例えば、私は勝者敗者、強者弱者というような二項対立的な価値ではなく、人生をより長く、深く「味わう」という価値があっても良いと思う。おそらく、「人生の長短や深浅も二項対立的では」と思われるかもしれない。ただ、ここで私が言いたいのは、多様な価値観があっても良いという事だ。当然、夭折された方の人生も悪いとは言わない。また人生を浅く捉えている人を悪いとも言わない。ただ、「味わう」という感覚が大切だということだけは言っておきたい。そこが、先述した二項対立的な価値観と私の価値観を分ける部分である。当然、私の思想や価値観を好まない人がいても良い。
しかし、これだけは提案したい。若い、鍛錬の時期、青年、壮年の責任とストレスの多い時期、それらを終えた人が、老年の時期を積極的に迎え、かつ楽しんで生きることができること。また、そのような可能性を拡げる努力が重要だと思う。
更に言えば、そのようなことを社会・国家が担保し、かつ支援する事が、若者に希望を与えることにつなげると思うのである。今後、高齢化時代がピークを迎える。是非とも、各界のリーダーがそのような思想を念頭に置いて欲しい。
私は、老年を間近にした、心友でもある黒帯の言葉に確信を得たような気がした。ゆえに、伝統的な空手道を尊重しながらも、新しい概念の空手道を私は創り上げたいと思う。
その空手道とは、相手と技術を活かしあい、高め合うような組手メソッドを中心とするものだ。それが拓真道メソッドである。補足すれば、拓真道は空手流派の呼称ではない。

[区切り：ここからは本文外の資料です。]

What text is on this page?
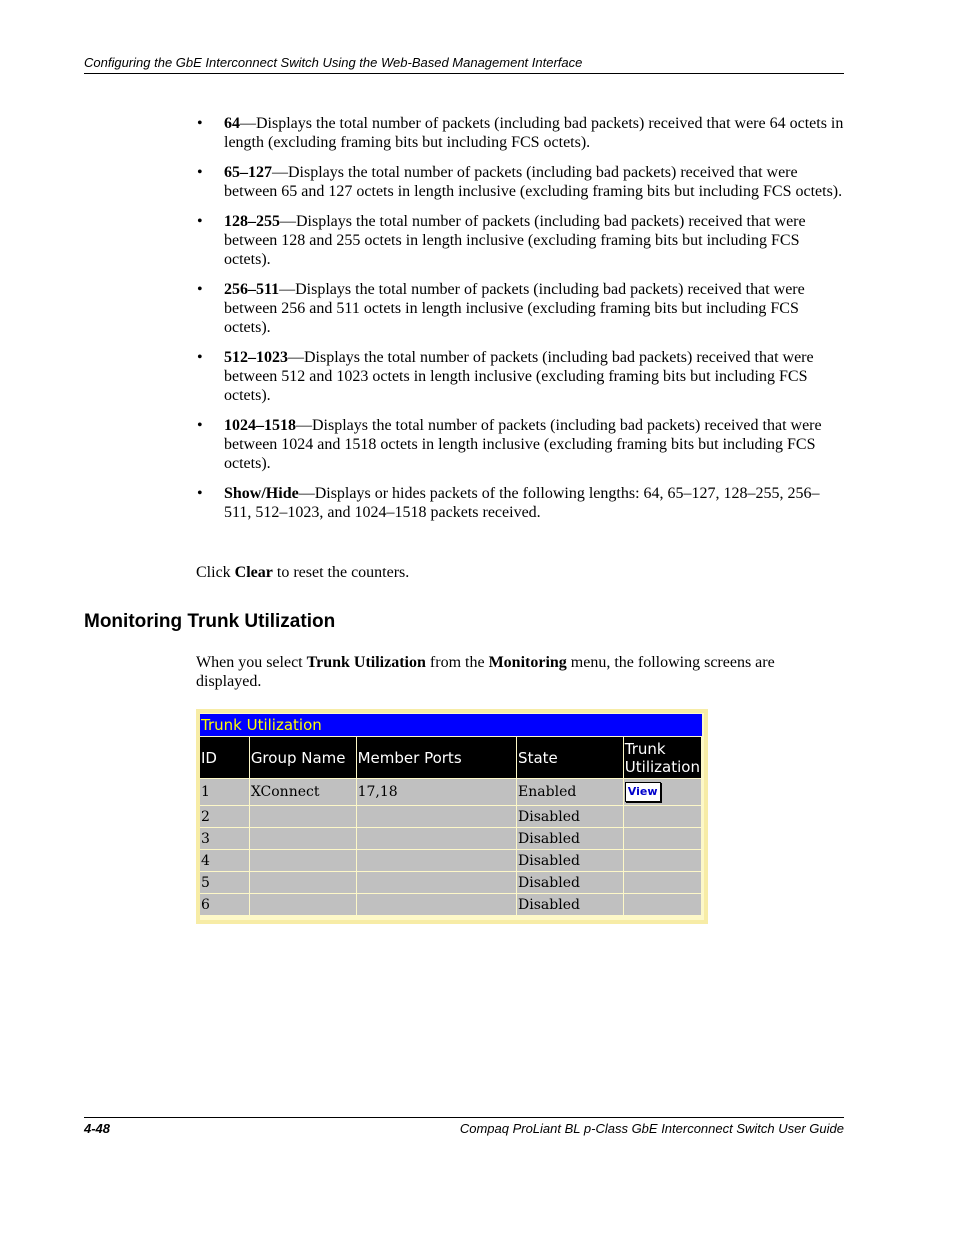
Configuring the GbE Interconnect Switch Using the Web-Based Management Interface
• 64—Displays the total number of packets (including bad packets) received that were 64 octets in length (excluding framing bits but including FCS octets).
• 65–127—Displays the total number of packets (including bad packets) received that were between 65 and 127 octets in length inclusive (excluding framing bits but including FCS octets).
• 128–255—Displays the total number of packets (including bad packets) received that were between 128 and 255 octets in length inclusive (excluding framing bits but including FCS octets).
• 256–511—Displays the total number of packets (including bad packets) received that were between 256 and 511 octets in length inclusive (excluding framing bits but including FCS octets).
• 512–1023—Displays the total number of packets (including bad packets) received that were between 512 and 1023 octets in length inclusive (excluding framing bits but including FCS octets).
• 1024–1518—Displays the total number of packets (including bad packets) received that were between 1024 and 1518 octets in length inclusive (excluding framing bits but including FCS octets).
• Show/Hide—Displays or hides packets of the following lengths: 64, 65–127, 128–255, 256–511, 512–1023, and 1024–1518 packets received.
Click Clear to reset the counters.
Monitoring Trunk Utilization
When you select Trunk Utilization from the Monitoring menu, the following screens are displayed.
Trunk Utilization
ID	Group Name	Member Ports	State	Trunk Utilization
1	XConnect	17,18	Enabled	View
2			Disabled	
3			Disabled	
4			Disabled	
5			Disabled	
6			Disabled	
4-48	Compaq ProLiant BL p-Class GbE Interconnect Switch User Guide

さらに言えば、そんなメソッドを、自分の流派以外の空手愛好者にも伝えるのも良いかと思う。一回限りでも良い。それで相手の認識が変われば、斯界の発展につながるかもしれない。ただし、できれば少数、あるいは個人レッスンが良いと思っている。なぜなら、人によって上達の妨げになっているポイントが異なると考えるからだ。補足すれば、私は、組手が下手な人の根本原因は、その人の認識(認知)を繋ぐ全体の一部に生じた何らかの問題だと考えている。言い換えれば、網の目のような認識(認知の)体系全体の部分に生じた歪みが、問題となっているということだ。推測の段階だが、今後の研究課題の一つでもある。
余談だが、修練会を終えて、黒帯に感想を聞いた。
「テニスの例えは理解できた?」
「ええ。わかりやすかったです」
「師範はテニスをやられるのですか?」
「一度、師範とテニスやってみたいです」
私は、「ダメダメ」
「僕はテニスやったことないよ」
「錦織が好きでテレビで見るだけ」
「僕は全てに不器用だから、テニスなんてできないし、やる時間がない」とにべもなく答えた。
酷い先生だ…。
【蛇足ながら】
書かない方が良いと思ったが記しておく。どこかで言わなければならないだろうから。
これまでのフルコンタクト空手の試合や組手の形ではなく、それを言葉に変換し、意味の受け取り直しを試みれば、以下のようになる。
A「どうだこの技は効いただろう」
B「効いてないぞ」
A「では、この技はどうだ」
B「効いてない」
B「俺の技の方が効いているだろう」
A「全然、効いない」
B「お前、もう力が残ってないだろ」
A「まだまだ、お前こそ力が無くなってきてるだろ」
B「俺が強い」「俺が勝った」
A「俺が強い」「俺が勝った」
相手のうまいところが評価されず、打たれ強さやスタミナ、悪しき根性だけが評価される。組手の結果、主観的かつ感情的なしこりだけが残る可能性が大。
こんな空手を誰がやるのか?
拓真道組手メソッドでは
A「この技、どう?」
B「了解、打ち返すよ」
A「では、この技はどう?」
B「やられた」「君、うまいね」
B「今度は、僕の技だ」「どう?受けられるかい」
A 「やられた」「君もうまいね」
A&B「今度もう一回、組手だ」「次回は、もっと上手い技を出すぞ」「楽しみにしておけよ」
こんな風になる。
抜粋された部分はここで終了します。